FBI agent Joel Campbell (Spader) fails to apprehend wily serial killer David Griffin (Reeves), aka The Watcher, who stalks his young female victims for weeks before slaughtering them with piano wire. In despair, Campbell signs himself off the case and moves from Los Angeles to Chicago, where he seeks counselling from therapist Polly (Tomei).
She believes the two men need each other to operate. But ever since Campbell crossed paths with The Watcher, he has suffered migraines which render him almost unconscious. Polly's theory is proved correct when The Watcher follows Campbell to the Windy City to continue their game of cat and mouse.

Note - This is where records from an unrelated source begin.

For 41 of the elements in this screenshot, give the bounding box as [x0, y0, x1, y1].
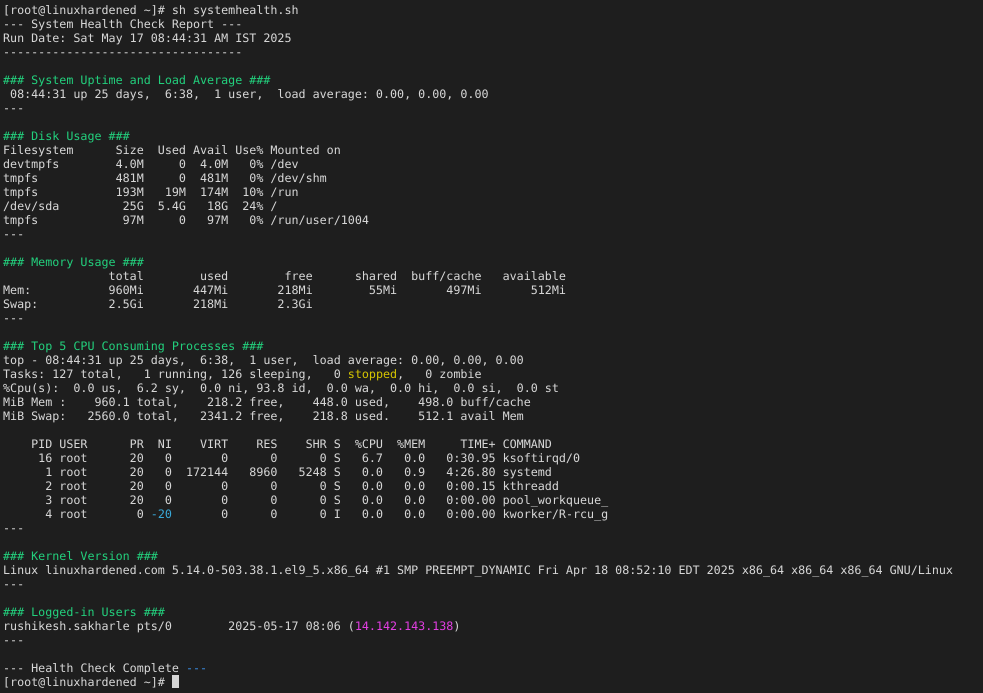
report-header-line: ----------------------------------: [3, 45, 242, 59]
output-line: PID USER PR NI VIRT RES SHR S %CPU %MEM TIME+ COMMAND: [30, 437, 552, 451]
output-line: 16 root 20 0 0 0 0 S 6.7 0.0 0:30.95 ksoftirqd/0: [37, 451, 580, 465]
output-line: 08:44:31 up 25 days, 6:38, 1 user, load average: 0.00, 0.00, 0.00: [9, 87, 489, 101]
output-line: Filesystem Size Used Avail Use% Mounted on: [3, 143, 341, 157]
section-heading: ### Memory Usage ###: [3, 255, 144, 269]
output-line: tmpfs 193M 19M 174M 10% /run: [3, 185, 299, 199]
separator-text: ---: [3, 521, 24, 535]
section-heading: ### Logged-in Users ###: [3, 605, 165, 619]
output-line: total used free shared buff/cache available: [108, 269, 566, 283]
output-line: MiB Mem : 960.1 total, 218.2 free, 448.0 used, 498.0 buff/cache: [3, 395, 531, 409]
output-line: Mem: 960Mi 447Mi 218Mi 55Mi 497Mi 512Mi: [3, 283, 566, 297]
section-heading: ### Top 5 CPU Consuming Processes ###: [3, 339, 264, 353]
output-line: 2 root 20 0 0 0 0 S 0.0 0.0 0:00.15 kthreadd: [44, 479, 559, 493]
footer-line: --- Health Check Complete ---: [3, 661, 208, 675]
output-line: tmpfs 97M 0 97M 0% /run/user/1004: [3, 213, 369, 227]
separator-text: ---: [3, 577, 24, 591]
section-heading: ### Kernel Version ###: [3, 549, 158, 563]
separator-text: ---: [3, 311, 24, 325]
output-line: 3 root 20 0 0 0 0 S 0.0 0.0 0:00.00 pool_workqueue_: [44, 493, 608, 507]
output-line: Linux linuxhardened.com 5.14.0-503.38.1.el9_5.x86_64 #1 SMP PREEMPT_DYNAMIC Fri Apr 18 08:52:10 EDT 2025 x86_64 x86_64 x86_64 GNU/Linux: [3, 563, 953, 577]
output-line: rushikesh.sakharle pts/0 2025-05-17 08:06 (14.142.143.138): [3, 619, 460, 633]
command-line: [root@linuxhardened ~]# sh systemhealth.sh: [3, 3, 299, 17]
output-line: Tasks: 127 total, 1 running, 126 sleeping, 0 stopped, 0 zombie: [3, 367, 482, 381]
shell-prompt: [root@linuxhardened ~]#: [3, 675, 165, 689]
report-header-line: Run Date: Sat May 17 08:44:31 AM IST 2025: [3, 31, 292, 45]
separator-text: ---: [3, 633, 24, 647]
separator-text: ---: [3, 101, 24, 115]
output-line: MiB Swap: 2560.0 total, 2341.2 free, 218.8 used. 512.1 avail Mem: [3, 409, 524, 423]
report-header-line: --- System Health Check Report ---: [3, 17, 242, 31]
section-heading: ### System Uptime and Load Average ###: [3, 73, 270, 87]
output-line: tmpfs 481M 0 481M 0% /dev/shm: [3, 171, 327, 185]
output-line: Swap: 2.5Gi 218Mi 2.3Gi: [3, 297, 313, 311]
output-line: top - 08:44:31 up 25 days, 6:38, 1 user, load average: 0.00, 0.00, 0.00: [3, 353, 524, 367]
separator-text: ---: [3, 227, 24, 241]
output-line: /dev/sda 25G 5.4G 18G 24% /: [3, 199, 278, 213]
output-line: %Cpu(s): 0.0 us, 6.2 sy, 0.0 ni, 93.8 id, 0.0 wa, 0.0 hi, 0.0 si, 0.0 st: [3, 381, 559, 395]
output-line: devtmpfs 4.0M 0 4.0M 0% /dev: [3, 157, 299, 171]
section-heading: ### Disk Usage ###: [3, 129, 130, 143]
output-line: 1 root 20 0 172144 8960 5248 S 0.0 0.9 4:26.80 systemd: [44, 465, 552, 479]
output-line: 4 root 0 -20 0 0 0 I 0.0 0.0 0:00.00 kworker/R-rcu_g: [44, 507, 608, 521]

As before, he sends the police clues, and even couriers a picture of his intended victim 24 hours before he strikes. If Campbell and the cops find the girl by 9pm the next night, she lives. If not, the body count rises.
Charbanic's film keeps the central pairing apart far too long, spending nearly an hour racing about the city in various helicopters and squad cars. Flashbacks to Campbell's anguished past intercut the drama, establishing the cop's motivation for catching The Watcher.
Yet we never discover the reasons for Griffin's bloodlust. Nor is there any sense of the character's fierce intelligence in the screenplay or Reeves's performance. Spader is excellent as the cop crippled by self-doubt and his acute headaches.
Lank-haired Reeves goes through the motions, plying his good looks to ensnare his victims, while Tomei is merely bait to bring about the climactic face-to-face meeting.
Short on running time and ideas, The Watcher is just a psychological thriller-by-numbers.